Scholars and researchers have long asserted that this is rooted in the higher value placed on white lives, and a particular disdain for Black people who transgress racial hierarchies by exerting physical power over a white person. However, given that women defendants in homicide cases typically know their victim and that these cases are often rooted in intimate partner violence—which is largely intraracial—it raises questions of whether capital cases involving Black women would follow similar patterns.
Indeed, three of the four Black women executed since 1976 have had Black victims. Of the 12 Black women currently on death row, five had Black victims, six had white victims, and one had a non-Black victim of color.
While this aligns with trends observed with Black men on death row, where over half of their cases involve a white victim, Ndulue says that the numbers of Black women on death row alone are so small that it can be difficult to make statistically significant claims about what this might mean. Ndulue also reminds us that homicides are more frequently intraracial than the public is led to believe.

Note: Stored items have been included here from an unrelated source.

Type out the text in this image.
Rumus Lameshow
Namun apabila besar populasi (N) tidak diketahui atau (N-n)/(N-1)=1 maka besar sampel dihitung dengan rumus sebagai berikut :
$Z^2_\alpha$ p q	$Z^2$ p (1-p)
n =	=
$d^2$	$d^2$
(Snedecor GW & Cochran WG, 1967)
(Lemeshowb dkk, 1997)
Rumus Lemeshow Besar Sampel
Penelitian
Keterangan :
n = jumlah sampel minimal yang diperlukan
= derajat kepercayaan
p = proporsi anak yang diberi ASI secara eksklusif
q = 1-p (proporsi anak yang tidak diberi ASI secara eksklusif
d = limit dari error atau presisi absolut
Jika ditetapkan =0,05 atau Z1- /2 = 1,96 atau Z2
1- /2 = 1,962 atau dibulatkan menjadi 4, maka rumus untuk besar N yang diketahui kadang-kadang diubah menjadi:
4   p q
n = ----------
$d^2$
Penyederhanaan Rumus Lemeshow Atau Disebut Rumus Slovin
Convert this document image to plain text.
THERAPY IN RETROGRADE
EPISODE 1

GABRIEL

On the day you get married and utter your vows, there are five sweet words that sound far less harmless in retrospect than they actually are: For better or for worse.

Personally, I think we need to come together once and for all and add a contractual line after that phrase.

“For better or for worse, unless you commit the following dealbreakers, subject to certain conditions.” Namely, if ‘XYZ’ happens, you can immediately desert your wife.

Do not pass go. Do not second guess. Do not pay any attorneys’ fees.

Womanhood, race, and reprieve
While Black women are overwhelmingly overrepresented on death row, oddly, greater awareness of racial disparities in capital sentences seems to make Black women defendants more likely to have their sentences commuted than white women—though those numbers are still small. In a 2008 study on women, race, and the death penalty, researchers Harry and Sheila Greenlee analyzed cases of women on death row since 1973 and found that while Black and Indigenous women were more likely to be sentenced to death row, they also had their sentences commuted or reversed at a higher rate than white women. Again, the number of women on death row is so small that it is difficult to make wide claims as to why this trend emerges. However, the convergence of clemency campaigns for women who are survivors of domestic violence or childhood abuse and advocacy efforts highlighting racial bias in death sentencing may more frequently bring cases of women of color to the attention of some governors.
Indeed, since the reinstatement of the death penalty in 1976, only 12 women have been granted clemencies, and seven of those women have been Black. Some, such as Beatrice Lampkin, who was convicted of hiring a hit man to murder her husband, had experienced domestic violence at the hands of their partner. Other sentences, like those of Latasha Pulliam and Debra Brown, were questioned after learning that the defendants were intellectually disabled. All of these seven cases were among mass clemencies granted by governors who were concerned about racial bias or unfairness during trials. In 1991, Ohio Gov. Richard Celeste granted clemency to eight people on death row, citing a “disturbing racial pattern” in death sentencing in the state—four of those clemency recipients were Black women. In 2003, Illinois Gov. George Ryan commuted the sentences of all people on death row in the state. In a speech delivered at Northwestern University following his decision, Ryan explained that despite initially being a supporter of capital punishment, he had come to find that “our capital system is haunted by the demon of error, error in determining guilt, and error in determining who among the guilty deserves to die.” Among the information that helped him come to this decision was an investigative report from The Chicago Tribune that showed that over two-thirds of people on the state’s death row were African American. Ryan’s blanket commutation freed 167 people, among these were three Black women and one Latina woman.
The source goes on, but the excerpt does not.